The strength and spatiotemporal activity of Nodal signaling is tightly controlled in early implantation mouse embryos, including by autoregulation and feedback loops, and involves secreted and intracellular antagonists. These control mechanisms, which are established at the extra-embryonic/embryonic interfaces, are essential for anterior-posterior patterning of the epiblast and correct positioning of the primitive streak. Formation of an ectopic primitive streak, or streak expansion, has previously been reported in mutants lacking antagonists that target Nodal signaling. Here, we demonstrate that loss-of-function of a major bone morphogenetic protein (BMP) effector, Smad5, results in formation of an ectopic primitive streak-like structure in mutant amnion accompanied by ectopic Nodal expression. This suggests that BMP/Smad5 signaling contributes to negative regulation of Nodal.
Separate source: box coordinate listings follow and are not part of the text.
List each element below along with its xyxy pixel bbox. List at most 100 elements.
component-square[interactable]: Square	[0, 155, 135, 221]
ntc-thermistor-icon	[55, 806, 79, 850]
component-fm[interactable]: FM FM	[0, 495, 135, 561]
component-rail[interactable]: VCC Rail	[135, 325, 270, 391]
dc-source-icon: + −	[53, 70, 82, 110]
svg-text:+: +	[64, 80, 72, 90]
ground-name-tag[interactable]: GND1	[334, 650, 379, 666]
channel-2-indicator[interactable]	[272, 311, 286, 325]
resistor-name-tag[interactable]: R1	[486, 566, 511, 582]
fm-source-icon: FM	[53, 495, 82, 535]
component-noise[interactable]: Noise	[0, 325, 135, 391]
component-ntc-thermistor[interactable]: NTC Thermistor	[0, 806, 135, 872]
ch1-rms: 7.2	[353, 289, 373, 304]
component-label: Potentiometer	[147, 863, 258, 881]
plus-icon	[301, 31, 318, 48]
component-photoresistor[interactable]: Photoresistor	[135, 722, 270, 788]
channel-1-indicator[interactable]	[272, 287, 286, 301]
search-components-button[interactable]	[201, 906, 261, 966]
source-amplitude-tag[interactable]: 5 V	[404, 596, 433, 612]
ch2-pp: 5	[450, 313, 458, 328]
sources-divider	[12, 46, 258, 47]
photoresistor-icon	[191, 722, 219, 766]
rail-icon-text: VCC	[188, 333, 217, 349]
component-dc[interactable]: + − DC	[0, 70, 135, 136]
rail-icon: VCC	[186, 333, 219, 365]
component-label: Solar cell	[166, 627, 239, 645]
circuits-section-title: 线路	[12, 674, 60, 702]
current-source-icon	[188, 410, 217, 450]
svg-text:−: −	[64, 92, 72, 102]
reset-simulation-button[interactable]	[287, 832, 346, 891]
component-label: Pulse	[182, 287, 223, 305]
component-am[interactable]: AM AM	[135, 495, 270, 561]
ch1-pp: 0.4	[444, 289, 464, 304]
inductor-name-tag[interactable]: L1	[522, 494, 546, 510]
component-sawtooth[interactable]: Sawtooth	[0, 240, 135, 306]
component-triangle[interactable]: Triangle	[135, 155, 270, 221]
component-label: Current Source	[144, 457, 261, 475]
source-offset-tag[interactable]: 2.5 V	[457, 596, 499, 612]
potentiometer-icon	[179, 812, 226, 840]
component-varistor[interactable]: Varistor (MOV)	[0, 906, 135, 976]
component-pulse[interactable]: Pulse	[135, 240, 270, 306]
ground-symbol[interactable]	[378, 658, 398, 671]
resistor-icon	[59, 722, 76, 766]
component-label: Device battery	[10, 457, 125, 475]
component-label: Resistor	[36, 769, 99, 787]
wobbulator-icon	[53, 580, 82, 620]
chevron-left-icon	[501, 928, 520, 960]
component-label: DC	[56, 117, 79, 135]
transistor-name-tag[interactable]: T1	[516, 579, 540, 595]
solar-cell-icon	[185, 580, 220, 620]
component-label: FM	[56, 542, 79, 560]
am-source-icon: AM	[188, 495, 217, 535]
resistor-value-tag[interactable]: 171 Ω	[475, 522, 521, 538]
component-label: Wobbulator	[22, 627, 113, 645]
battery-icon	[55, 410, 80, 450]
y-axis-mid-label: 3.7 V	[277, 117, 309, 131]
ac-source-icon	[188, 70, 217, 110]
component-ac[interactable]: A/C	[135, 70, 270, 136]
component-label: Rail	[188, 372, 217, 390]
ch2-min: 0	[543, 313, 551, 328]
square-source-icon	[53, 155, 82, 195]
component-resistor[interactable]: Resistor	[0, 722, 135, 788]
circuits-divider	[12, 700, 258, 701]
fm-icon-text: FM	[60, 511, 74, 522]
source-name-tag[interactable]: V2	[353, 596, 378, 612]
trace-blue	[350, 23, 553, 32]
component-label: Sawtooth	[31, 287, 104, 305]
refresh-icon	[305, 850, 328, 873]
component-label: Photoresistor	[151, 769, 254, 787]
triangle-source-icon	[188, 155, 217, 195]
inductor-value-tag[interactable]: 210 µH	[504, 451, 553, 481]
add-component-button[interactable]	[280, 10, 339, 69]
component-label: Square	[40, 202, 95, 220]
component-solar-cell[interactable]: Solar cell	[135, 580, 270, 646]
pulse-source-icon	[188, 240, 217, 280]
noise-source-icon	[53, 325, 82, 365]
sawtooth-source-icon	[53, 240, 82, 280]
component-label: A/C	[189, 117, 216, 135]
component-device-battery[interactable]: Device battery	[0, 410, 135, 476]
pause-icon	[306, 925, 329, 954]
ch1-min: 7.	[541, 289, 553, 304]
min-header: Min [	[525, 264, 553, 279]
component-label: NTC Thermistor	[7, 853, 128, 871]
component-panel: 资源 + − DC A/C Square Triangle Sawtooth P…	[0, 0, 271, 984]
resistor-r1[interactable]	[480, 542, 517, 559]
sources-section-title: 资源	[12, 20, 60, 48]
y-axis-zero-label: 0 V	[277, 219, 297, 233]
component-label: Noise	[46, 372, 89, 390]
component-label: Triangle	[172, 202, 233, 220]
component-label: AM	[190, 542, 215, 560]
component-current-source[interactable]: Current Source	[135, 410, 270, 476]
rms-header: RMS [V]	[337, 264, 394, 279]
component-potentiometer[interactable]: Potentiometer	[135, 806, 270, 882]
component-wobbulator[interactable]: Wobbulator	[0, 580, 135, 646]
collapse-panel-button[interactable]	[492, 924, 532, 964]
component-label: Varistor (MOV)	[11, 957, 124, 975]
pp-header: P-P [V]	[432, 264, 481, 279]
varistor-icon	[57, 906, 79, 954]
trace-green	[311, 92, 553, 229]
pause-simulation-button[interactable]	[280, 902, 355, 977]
In cultured cells, we find that BMP-activated Smad5 antagonizes Nodal signaling by interfering with the Nodal-Smad2/4-Foxh1 autoregulatory pathway through the formation of an unusual BMP4-induced Smad complex containing Smad2 and Smad5. Quantitative expression analysis supports that ectopic Nodal expression in the Smad5 mutant amnion is induced by the Nodal autoregulatory loop and a slow positive-feedback loop. The latter involves BMP4 signaling and also induction of ectopic Wnt3. Ectopic activation of these Nodal feedback loops in the Smad5 mutant amnion results in the eventual formation of an ectopic primitive streak-like structure. We conclude that antagonism of Nodal signaling by BMP/Smad5 signaling prevents primitive streak formation in the amnion of normal mouse embryos.